As the trade war between the U.S. and China escalates, importers and consumers across the U.S. have found themselves in the crossfire of tariffs exchange. The tariffs tiff started out in March this year when President Trump formally ordered a 25% additional tariff on steel imports and a further 10% on aluminum imports from across the world – while shielding Canada and Mexico from the tariffs. However, it was not long before the neighbors felt the heat, as the tariffs hit them two months later in May, when the U.S. announced that they would no longer be insulated.
The number of products with additional tariffs are now in the hundreds, ranging from wooden furniture, dry bulk commodities, to even food produce. Importers across the U.S. are facing blowback as they witness their bottom line margins crash due to the weight of the tariffs.

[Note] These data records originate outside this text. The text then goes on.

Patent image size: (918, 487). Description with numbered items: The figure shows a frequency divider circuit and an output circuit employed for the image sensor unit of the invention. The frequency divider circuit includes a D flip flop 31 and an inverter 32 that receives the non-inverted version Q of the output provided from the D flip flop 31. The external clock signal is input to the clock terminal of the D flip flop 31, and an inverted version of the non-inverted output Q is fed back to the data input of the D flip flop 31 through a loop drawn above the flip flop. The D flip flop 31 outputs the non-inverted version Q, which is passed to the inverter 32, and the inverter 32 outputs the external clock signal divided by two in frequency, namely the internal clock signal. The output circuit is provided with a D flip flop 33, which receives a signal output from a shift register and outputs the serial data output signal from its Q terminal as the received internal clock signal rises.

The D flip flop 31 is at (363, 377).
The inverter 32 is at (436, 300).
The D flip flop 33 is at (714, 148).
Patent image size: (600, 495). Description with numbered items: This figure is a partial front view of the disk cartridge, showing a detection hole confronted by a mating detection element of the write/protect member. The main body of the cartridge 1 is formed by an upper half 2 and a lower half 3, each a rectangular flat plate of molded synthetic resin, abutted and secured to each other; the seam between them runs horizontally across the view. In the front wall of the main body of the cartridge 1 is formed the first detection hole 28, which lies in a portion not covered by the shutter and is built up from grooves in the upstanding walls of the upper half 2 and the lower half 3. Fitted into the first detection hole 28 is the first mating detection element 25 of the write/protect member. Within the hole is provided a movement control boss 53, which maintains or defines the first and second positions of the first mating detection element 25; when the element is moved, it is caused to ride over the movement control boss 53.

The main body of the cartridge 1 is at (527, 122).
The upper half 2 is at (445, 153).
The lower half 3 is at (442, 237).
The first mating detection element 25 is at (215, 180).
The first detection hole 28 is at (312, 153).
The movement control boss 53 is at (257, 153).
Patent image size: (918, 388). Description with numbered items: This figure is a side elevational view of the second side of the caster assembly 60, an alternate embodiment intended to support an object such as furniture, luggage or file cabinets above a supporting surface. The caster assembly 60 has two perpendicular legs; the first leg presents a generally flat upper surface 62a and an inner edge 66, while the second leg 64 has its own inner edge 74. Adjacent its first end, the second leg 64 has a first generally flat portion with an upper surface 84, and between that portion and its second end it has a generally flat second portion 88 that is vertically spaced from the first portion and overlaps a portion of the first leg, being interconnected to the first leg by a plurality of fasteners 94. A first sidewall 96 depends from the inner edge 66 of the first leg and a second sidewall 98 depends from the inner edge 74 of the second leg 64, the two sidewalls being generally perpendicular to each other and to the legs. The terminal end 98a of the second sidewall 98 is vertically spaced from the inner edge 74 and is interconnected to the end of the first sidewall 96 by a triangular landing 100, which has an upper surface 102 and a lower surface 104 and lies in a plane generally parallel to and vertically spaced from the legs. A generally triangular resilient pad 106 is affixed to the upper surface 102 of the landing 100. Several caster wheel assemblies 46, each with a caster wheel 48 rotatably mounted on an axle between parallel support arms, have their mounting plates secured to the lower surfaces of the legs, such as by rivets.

The home-building industry, for instance, has suffered spectacularly as raw materials like steel, aluminum, and lumber have now been hit with tariffs as high as 25%. Most of the lumber comes into the country from Canada, which accounts for 30% of all American lumber imports. Canada also is the leading supplier of steel and aluminum to the U.S., making up 16% and 41% of imports respectively.
It is estimated that the increased tariffs would add nearly $9,000 to the cost of building a single-family house, which would make housing an expensive affair to the low and middle-income class of Americans. The National Association of Home Builders (NAHB) estimates that for every $1,000 increase in the price of building a house, 150,000 people would be forced to part with thoughts of getting into the housing market.
And it is the importers who would be dipping their feet into muddied waters, before the consumers feel the impact. FreightWaves caught up with Lori Fox, VP of customer brokerage at American Global Logistics (AGL) to discuss the impact that tariffs have had on importers across the country. “The biggest complaint I’ve heard from our customers is that it has come to them as a surprise and that they weren’t prepared to handle it financially or logistically in such a short period of time,” she said.
The frustration at the tariffs is not an isolated occurrence with AGL, as Fox noticed the sentiment spread across the importers’ community while she attended the recently concluded CBP 2018 trade symposium for the East Coast. “Importers are feverishly trying to import items as quickly as they can, before the Phase III of tariffs comes through, if it does,” said Fox.
Though the tariffs seem to be wrecking the fortunes of importers, the idea behind it is to force China to bend to the U.S. will, as the tariffs would also mean lesser imports from China, affecting its economic growth – a line of reasoning that Jeffrey Gerrish, the deputy ambassador of the USTR and Kevin McAleenan, the commissioner of CBP, seem to hold.
However, there might be more to this than what meets the eye. The Chinese yuan has been plunging in value against the U.S. dollar over the last few months, shedding enough to trade at a 14-month low against the dollar now, partly due to the Turkish crisis this month. This fall in value would mean that China would have the cushion to take the blow of tariffs, as Chinese goods will become cheaper globally.
If trade war thickens in the following months, China could even think of voluntarily devaluing yuan, which could send shockwaves across South-East Asia, and possibly the U.S. as well. It is estimated that to absorb the potential 25% tariffs, the yuan would have to depreciate by around 12% and trade at around 7.2 per dollar.
AGL on its part has been helping its clients by advising them with the right strategy to approach the tariffs. “We have been running analytics on nearly every customer, to help them determine which of their products would be affected. We are keeping a close eye on decisions that are made, and assist them with the right tariffs, because it is important to be compliant,” said Fox.
As of now, the trade war has merely scraped the surface, as more extensive tariffs though in the pipeline, are probably never going to be implemented. A full-blown trade war would not just sink the economies of the U.S. and China, but would end up wreaking havoc on global trade.